La falta de una respuesta inmediata de las autoridades tras el secuestro del ingeniero Isauro de Paz Duque llevó a su esposa, Yadira Guillermo García, a organizar una acción que culminó con la liberación de su marido en la ciudad de San Miguel Totolapan, en el estado de Guerrero, México.
Según la información divulgada, Isauro fue retenido por el grupo criminal Los Tequileros. Ante esta situación, Yadira contó con el respaldo de un grupo de autodefensa y de vecinos de la región para capturar a personas vinculadas a la organización, entre ellas la madre del líder de la facción. Esta operación fue registrada en vídeo; en las imágenes, los implicados exigen que el ingeniero sea puesto en libertad a cambio de soltar a los rehenes retenidos por el colectivo de autodefensa.

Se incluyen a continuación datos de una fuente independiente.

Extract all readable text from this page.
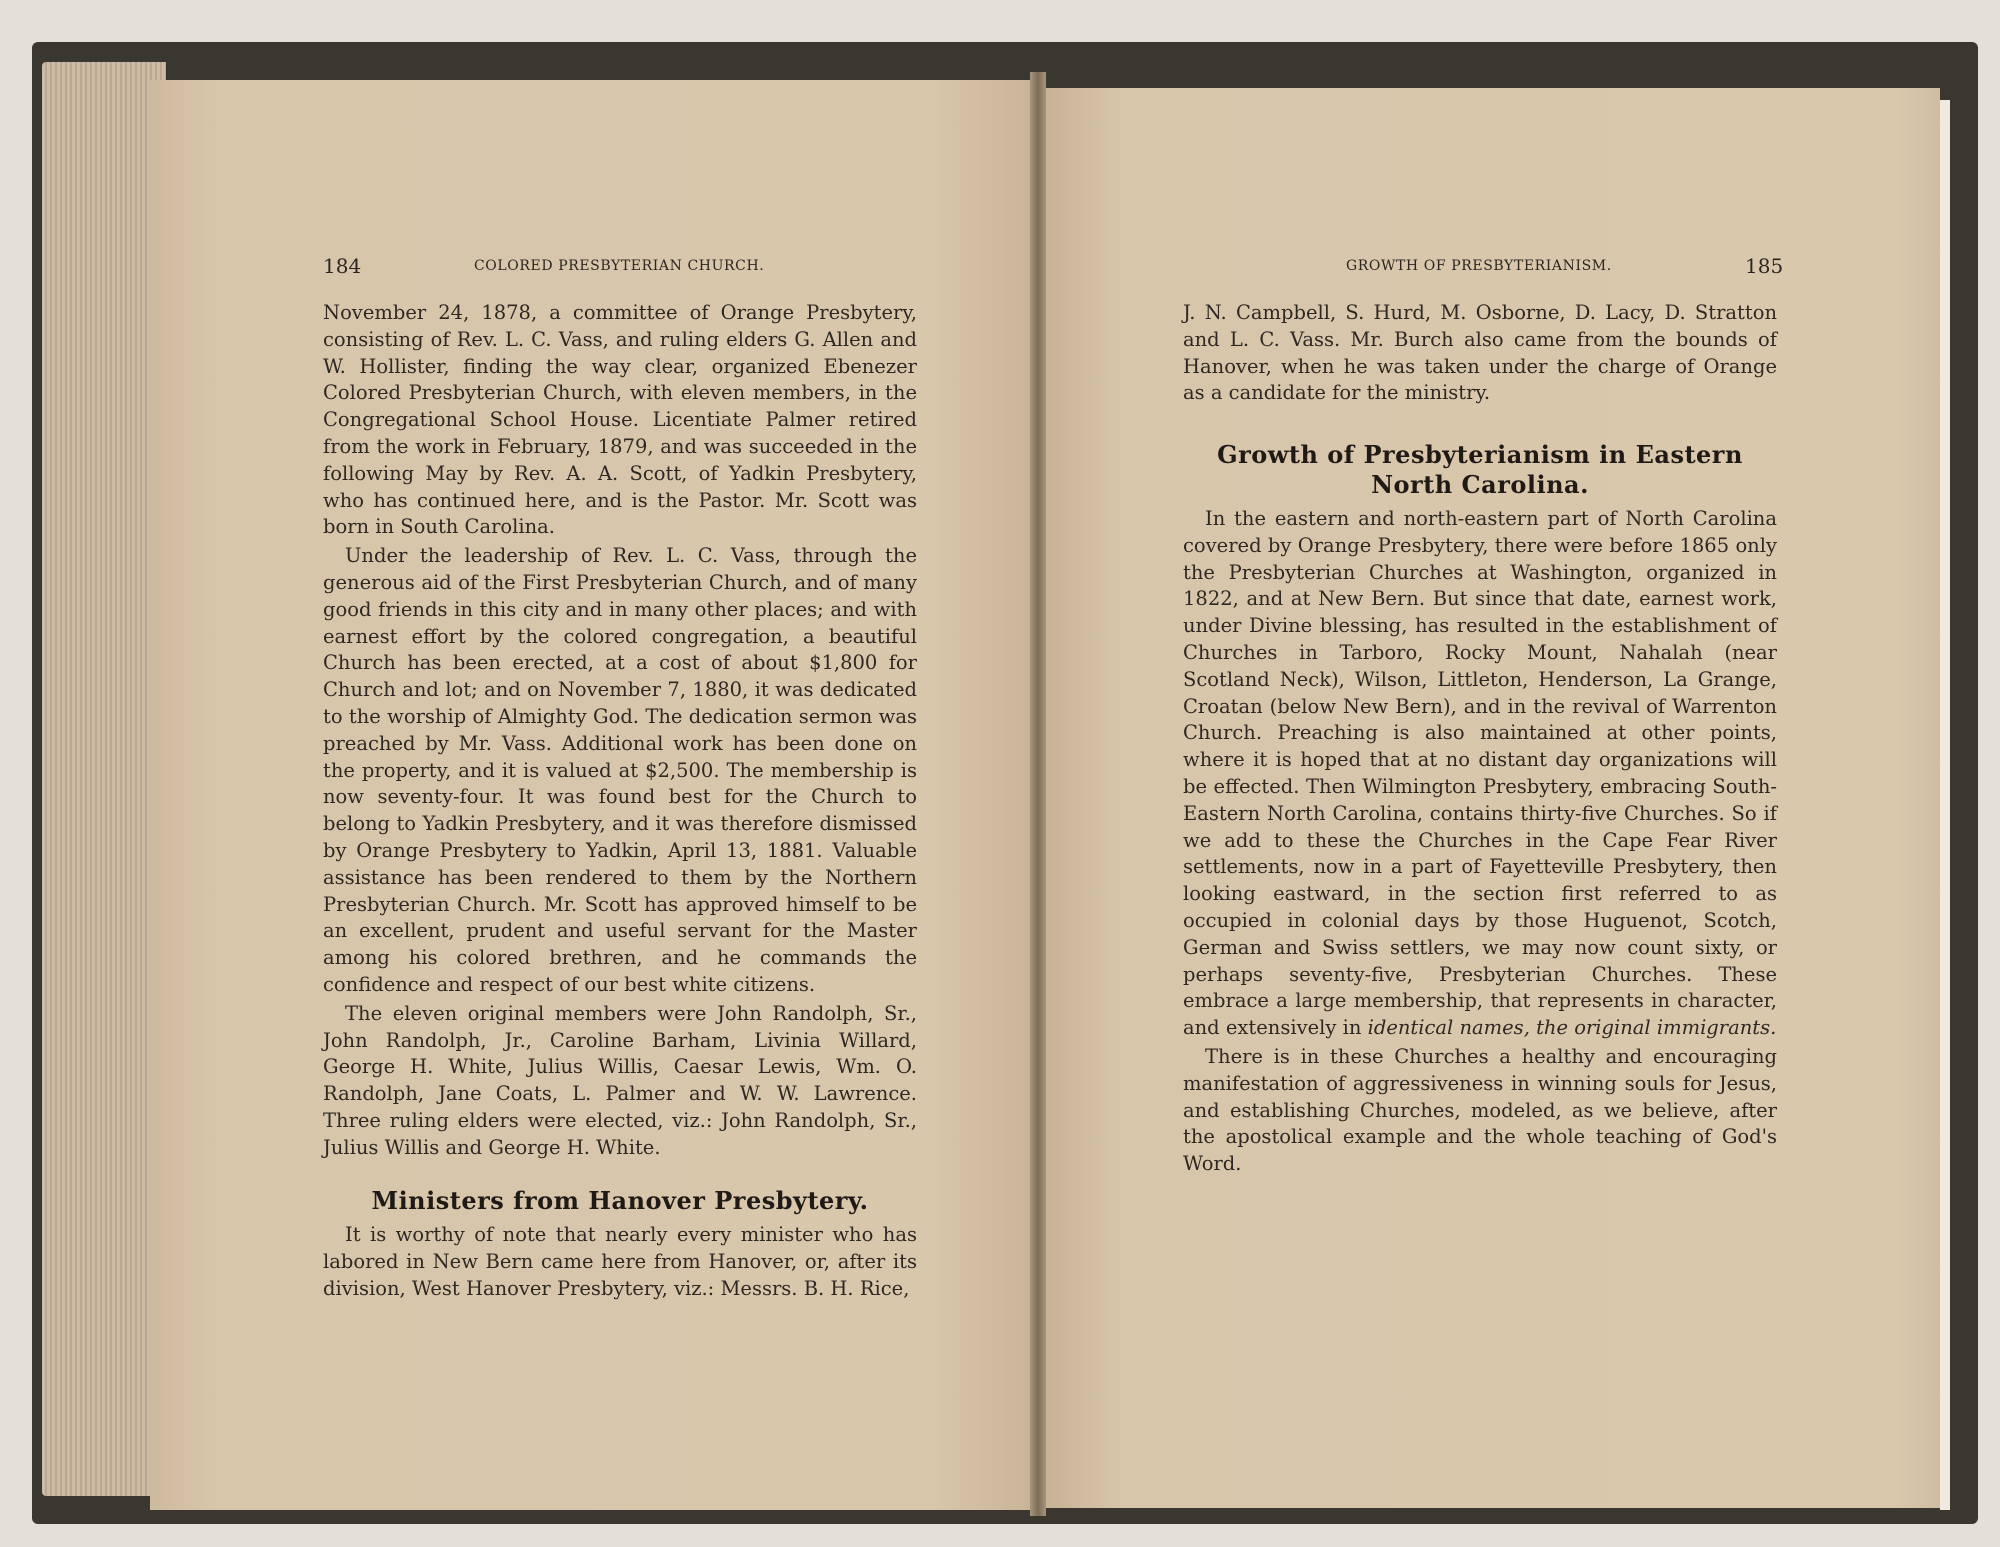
184	COLORED PRESBYTERIAN CHURCH.

November 24, 1878, a committee of Orange Presbytery, consisting of Rev. L. C. Vass, and ruling elders G. Allen and W. Hollister, finding the way clear, organized Ebenezer Colored Presbyterian Church, with eleven members, in the Congregational School House. Licentiate Palmer retired from the work in February, 1879, and was succeeded in the following May by Rev. A. A. Scott, of Yadkin Presbytery, who has continued here, and is the Pastor. Mr. Scott was born in South Carolina.

Under the leadership of Rev. L. C. Vass, through the generous aid of the First Presbyterian Church, and of many good friends in this city and in many other places; and with earnest effort by the colored congregation, a beautiful Church has been erected, at a cost of about $1,800 for Church and lot; and on November 7, 1880, it was dedicated to the worship of Almighty God. The dedication sermon was preached by Mr. Vass. Additional work has been done on the property, and it is valued at $2,500. The membership is now seventy-four. It was found best for the Church to belong to Yadkin Presbytery, and it was therefore dismissed by Orange Presbytery to Yadkin, April 13, 1881. Valuable assistance has been rendered to them by the Northern Presbyterian Church. Mr. Scott has approved himself to be an excellent, prudent and useful servant for the Master among his colored brethren, and he commands the confidence and respect of our best white citizens.

The eleven original members were John Randolph, Sr., John Randolph, Jr., Caroline Barham, Livinia Willard, George H. White, Julius Willis, Caesar Lewis, Wm. O. Randolph, Jane Coats, L. Palmer and W. W. Lawrence. Three ruling elders were elected, viz.: John Randolph, Sr., Julius Willis and George H. White.

Ministers from Hanover Presbytery.

It is worthy of note that nearly every minister who has labored in New Bern came here from Hanover, or, after its division, West Hanover Presbytery, viz.: Messrs. B. H. Rice,

GROWTH OF PRESBYTERIANISM.	185

J. N. Campbell, S. Hurd, M. Osborne, D. Lacy, D. Stratton and L. C. Vass. Mr. Burch also came from the bounds of Hanover, when he was taken under the charge of Orange as a candidate for the ministry.

Growth of Presbyterianism in Eastern
North Carolina.

In the eastern and north-eastern part of North Carolina covered by Orange Presbytery, there were before 1865 only the Presbyterian Churches at Washington, organized in 1822, and at New Bern. But since that date, earnest work, under Divine blessing, has resulted in the establishment of Churches in Tarboro, Rocky Mount, Nahalah (near Scotland Neck), Wilson, Littleton, Henderson, La Grange, Croatan (below New Bern), and in the revival of Warrenton Church. Preaching is also maintained at other points, where it is hoped that at no distant day organizations will be effected. Then Wilmington Presbytery, embracing South-Eastern North Carolina, contains thirty-five Churches. So if we add to these the Churches in the Cape Fear River settlements, now in a part of Fayetteville Presbytery, then looking eastward, in the section first referred to as occupied in colonial days by those Huguenot, Scotch, German and Swiss settlers, we may now count sixty, or perhaps seventy-five, Presbyterian Churches. These embrace a large membership, that represents in character, and extensively in identical names, the original immigrants.

There is in these Churches a healthy and encouraging manifestation of aggressiveness in winning souls for Jesus, and establishing Churches, modeled, as we believe, after the apostolical example and the whole teaching of God's Word.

La repercusión del caso y la presión ejercida por la comunidad abrieron espacio para una negociación entre las partes. Como resultado, se efectuó un intercambio de rehenes que garantizó la liberación de Isauro de Paz Duque. Según las informaciones disponibles, las demás personas retenidas por el grupo de autodefensa también fueron puestas en libertad sin que se registraran heridos durante la operación. Los datos corresponden a Terra Fatos.
En los últimos años, el estado de Guerrero ha sido escenario de diversos enfrentamientos entre organizaciones criminales y grupos de autodefensa. Situado en la región de la Tierra Caliente, este territorio presenta una orografía montañosa y vías de comunicación precarias, factores que han favorecido la presencia y operación de bandas dedicadas al robo de combustible, la extorsión y el secuestro.
Los grupos de autodefensa surgieron originalmente en el estado de Michoacán a mediados de la década de 2010 como respuesta ciudadana a la violencia y a la falta de protección por parte de instituciones oficiales. Con el tiempo, estas agrupaciones se extendieron a otras entidades e incluso llegaron a establecer coordinaciones informales con autoridades locales, generando debates sobre su encuadramiento jurídico y su legitimidad.
En San Miguel Totolapan, la autodefensa se convirtió en un recurso ante la ausencia de un cuerpo policial eficaz. Habitantes de la zona decidieron formar este tipo de agrupaciones comunitarias para protegerse de actividades ilícitas perpetradas por bandas como Los Tequileros, un grupo que ha cobrado notoriedad por sus secuestros y ataques en municipios aledaños.
La estrategia de retener a familiares de líderes criminales —en este caso, la madre del cabecilla— es una táctica de presión que ha sido empleada en varias ocasiones, aunque genera controversias sobre posibles violaciones a derechos humanos y al debido proceso. Sin embargo, en este incidente, la maniobra resultó decisiva para acelerar la negociación que concluyó con el intercambio de rehenes.
Organizaciones de derechos humanos han subrayado la necesidad de reforzar el Estado de derecho y de garantizar que tanto las fuerzas de seguridad oficiales como las agrupaciones de autodefensa operen dentro de un marco legal. Asimismo, reclaman investigaciones impartiales que aclaren responsabilidades y sancionen eventuales excesos o delitos cometidos durante este tipo de acciones.
Hasta el momento, las autoridades federales no han emitido un comunicado oficial sobre el suceso. Se aguarda que, en los próximos días, las instancias correspondientes realicen las diligencias necesarias, recopilen pruebas y determinen posibles responsabilidades penales, tanto de los miembros de Los Tequileros como de quienes participaron en la operación de autodefensa.